1. Requesting institutions to create Endowment Fund, individually or in collaboration with likeminded, out of contributory ‘Daswand’. A local Project Committee be constituted in association of few subject specialists Senior Citizens in trade of banking, industry, health, education, business & legal matters etc.

2. In response to applications the Committee may invite the short listed likely beneficiaries for interview & appraisal of their respective project/need and release assistance after providing counseling! guidance The monitoring of assisted project may be carried out in phases after release of grant

3. Atleast once a month such committee should also meet at an adopted village for services & also for imparting Religious/Heritage awareness to youth in collaboration of village Gurdwara/Panchayat.. Spot study of village problems and solutions can be worked out by joint interaction during these camps.

4. Awareness of various government development schemes may be imparted by inviting Govt.
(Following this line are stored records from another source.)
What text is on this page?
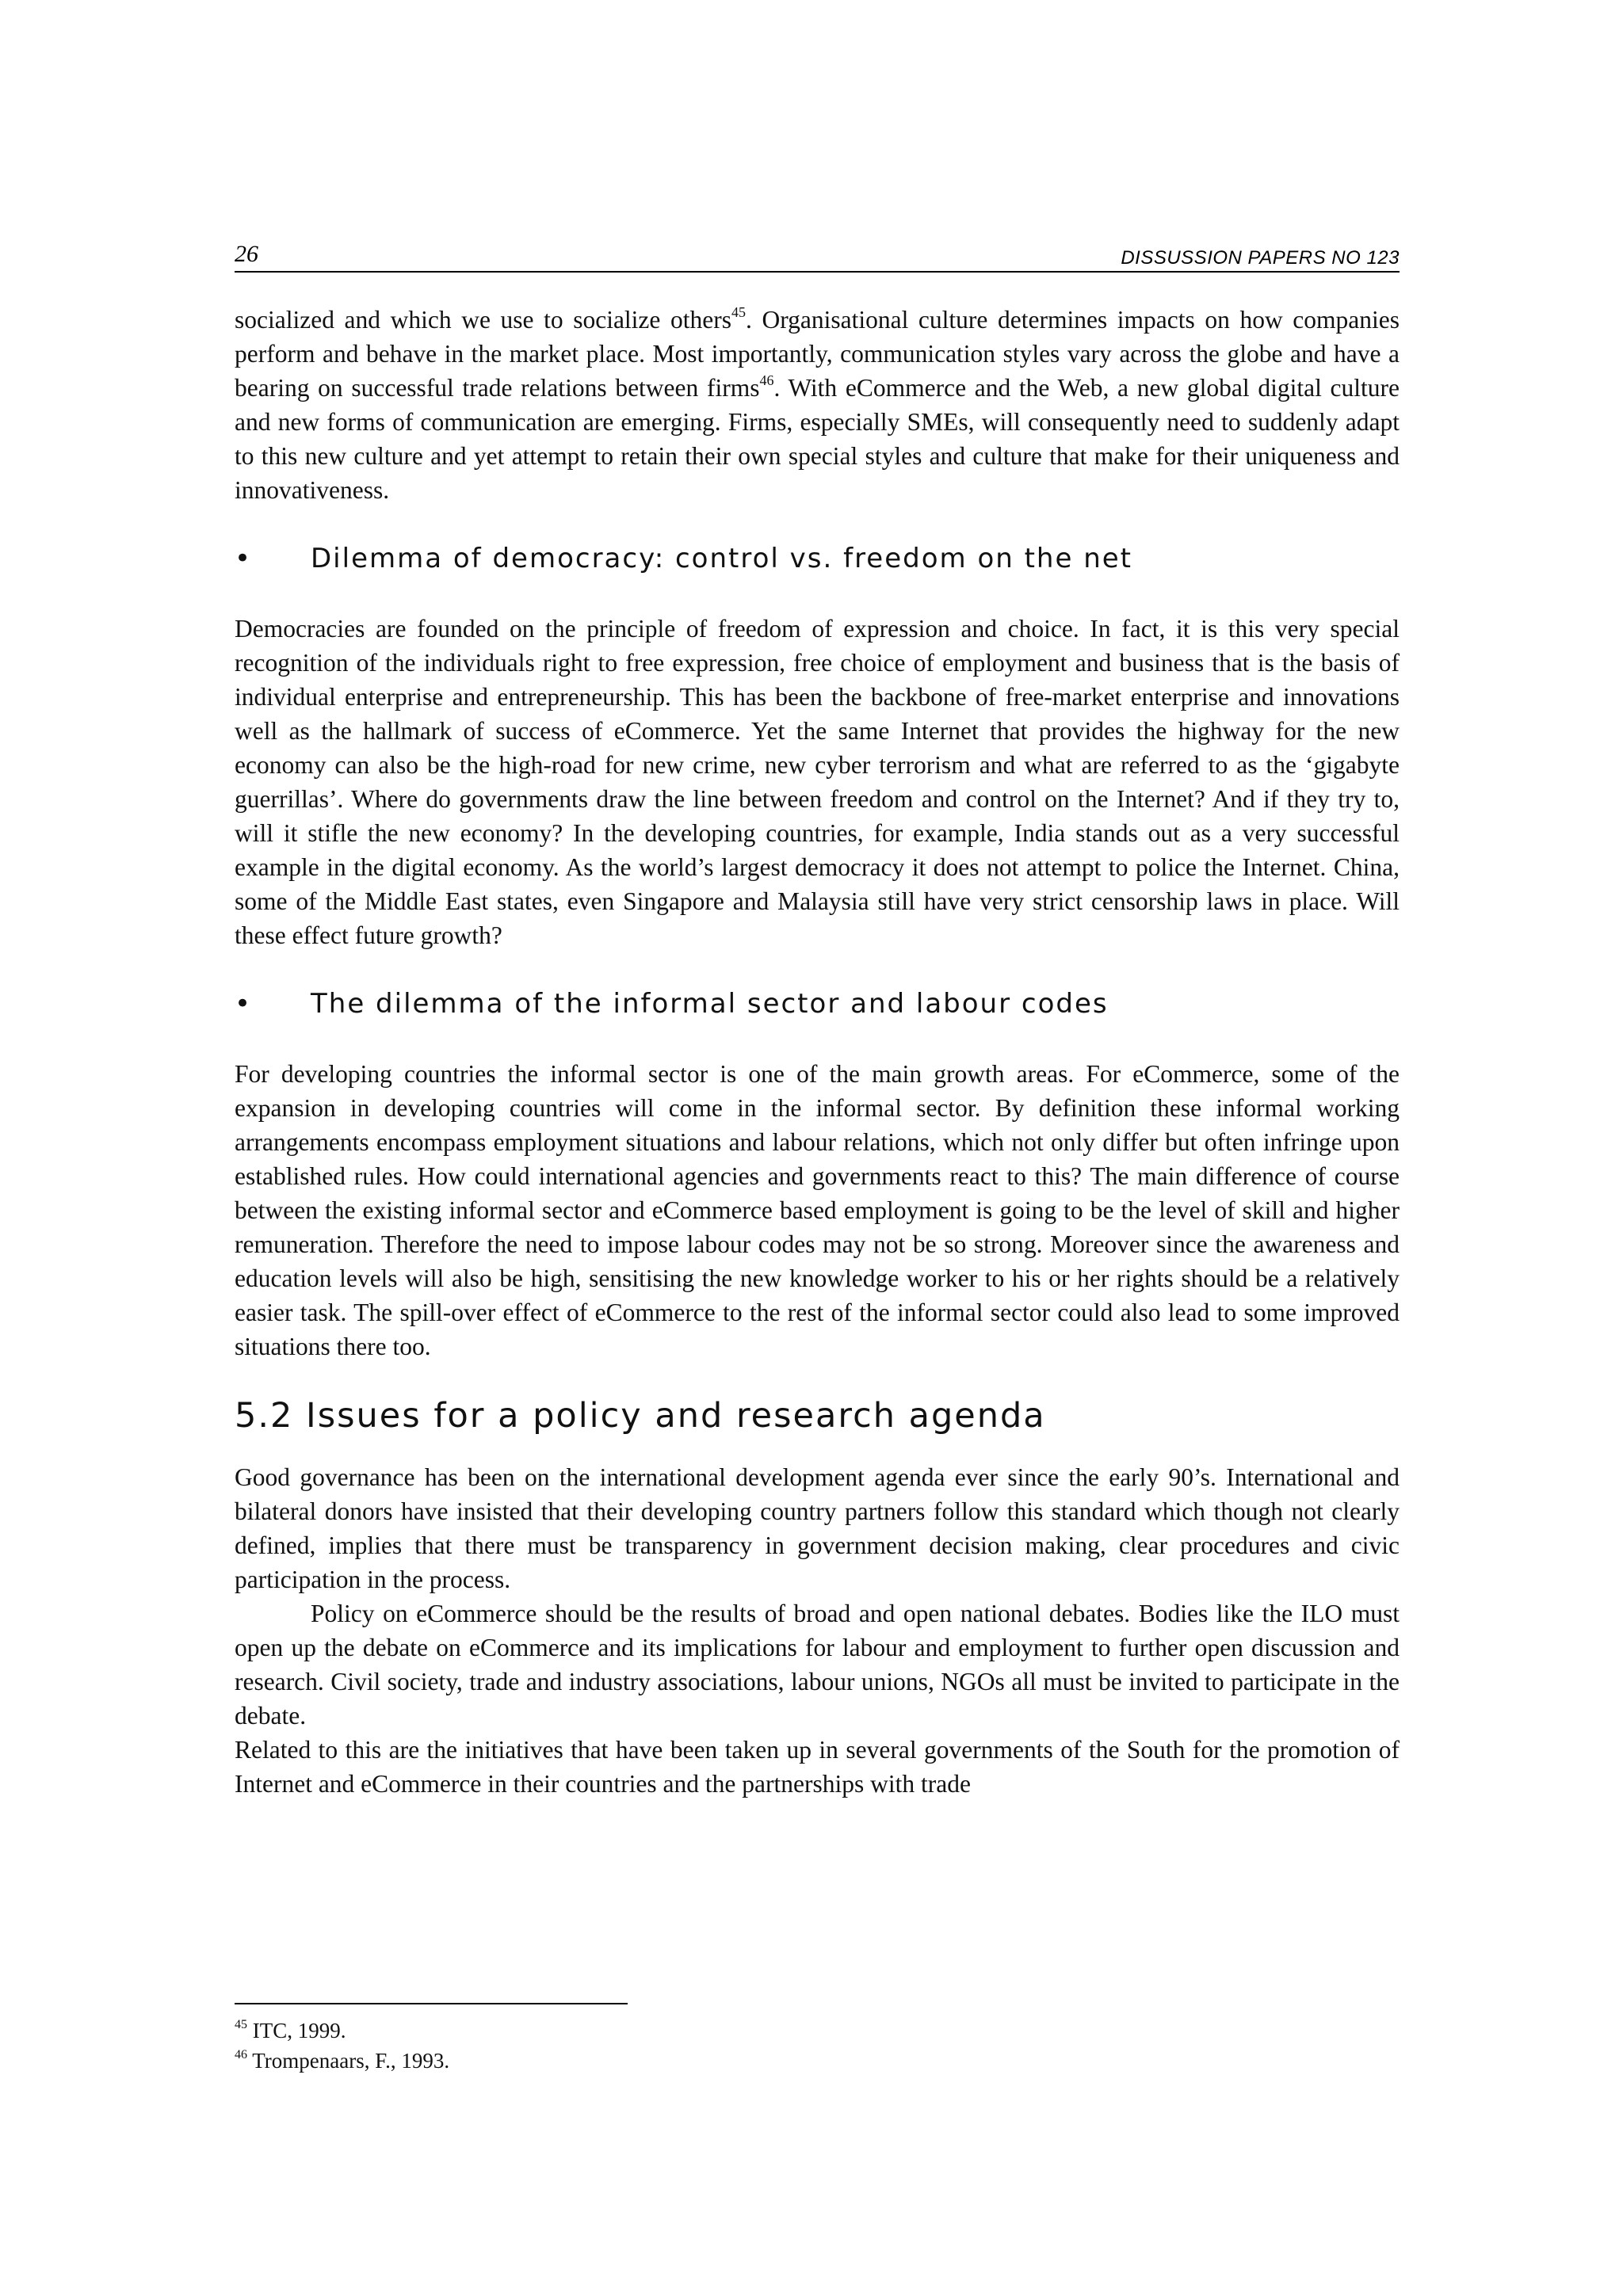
26	DISSUSSION PAPERS NO 123

socialized and which we use to socialize others$^{45}$. Organisational culture determines impacts on how companies perform and behave in the market place. Most importantly, communication styles vary across the globe and have a bearing on successful trade relations between firms$^{46}$. With eCommerce and the Web, a new global digital culture and new forms of communication are emerging. Firms, especially SMEs, will consequently need to suddenly adapt to this new culture and yet attempt to retain their own special styles and culture that make for their uniqueness and innovativeness.

• Dilemma of democracy: control vs. freedom on the net

Democracies are founded on the principle of freedom of expression and choice. In fact, it is this very special recognition of the individuals right to free expression, free choice of employment and business that is the basis of individual enterprise and entrepreneurship. This has been the backbone of free-market enterprise and innovations well as the hallmark of success of eCommerce. Yet the same Internet that provides the highway for the new economy can also be the high-road for new crime, new cyber terrorism and what are referred to as the ‘gigabyte guerrillas’. Where do governments draw the line between freedom and control on the Internet? And if they try to, will it stifle the new economy? In the developing countries, for example, India stands out as a very successful example in the digital economy. As the world’s largest democracy it does not attempt to police the Internet. China, some of the Middle East states, even Singapore and Malaysia still have very strict censorship laws in place. Will these effect future growth?

• The dilemma of the informal sector and labour codes

For developing countries the informal sector is one of the main growth areas. For eCommerce, some of the expansion in developing countries will come in the informal sector. By definition these informal working arrangements encompass employment situations and labour relations, which not only differ but often infringe upon established rules. How could international agencies and governments react to this? The main difference of course between the existing informal sector and eCommerce based employment is going to be the level of skill and higher remuneration. Therefore the need to impose labour codes may not be so strong. Moreover since the awareness and education levels will also be high, sensitising the new knowledge worker to his or her rights should be a relatively easier task. The spill-over effect of eCommerce to the rest of the informal sector could also lead to some improved situations there too.

5.2 Issues for a policy and research agenda

Good governance has been on the international development agenda ever since the early 90’s. International and bilateral donors have insisted that their developing country partners follow this standard which though not clearly defined, implies that there must be transparency in government decision making, clear procedures and civic participation in the process.

Policy on eCommerce should be the results of broad and open national debates. Bodies like the ILO must open up the debate on eCommerce and its implications for labour and employment to further open discussion and research. Civil society, trade and industry associations, labour unions, NGOs all must be invited to participate in the debate.

Related to this are the initiatives that have been taken up in several governments of the South for the promotion of Internet and eCommerce in their countries and the partnerships with trade

$^{45}$ ITC, 1999.
$^{46}$ Trompenaars, F., 1993.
Officers of select departments at central or village level meets. The grievances of villagers, if any, be got settled through mutual cooperation or by providing legal aid and operating the Right to Information Act

5. Premises for stay & langar should freely be made available to villagers visiting cities for works or youth visiting for career/educational exams or job interview. Girls/women to be provided extra security.

6. Such counseling-cum-help line services offered in Gurdwara premises, at the cost of sponsoring institution(s), is likely to create more attraction to the youth to revert back to main Sikh values.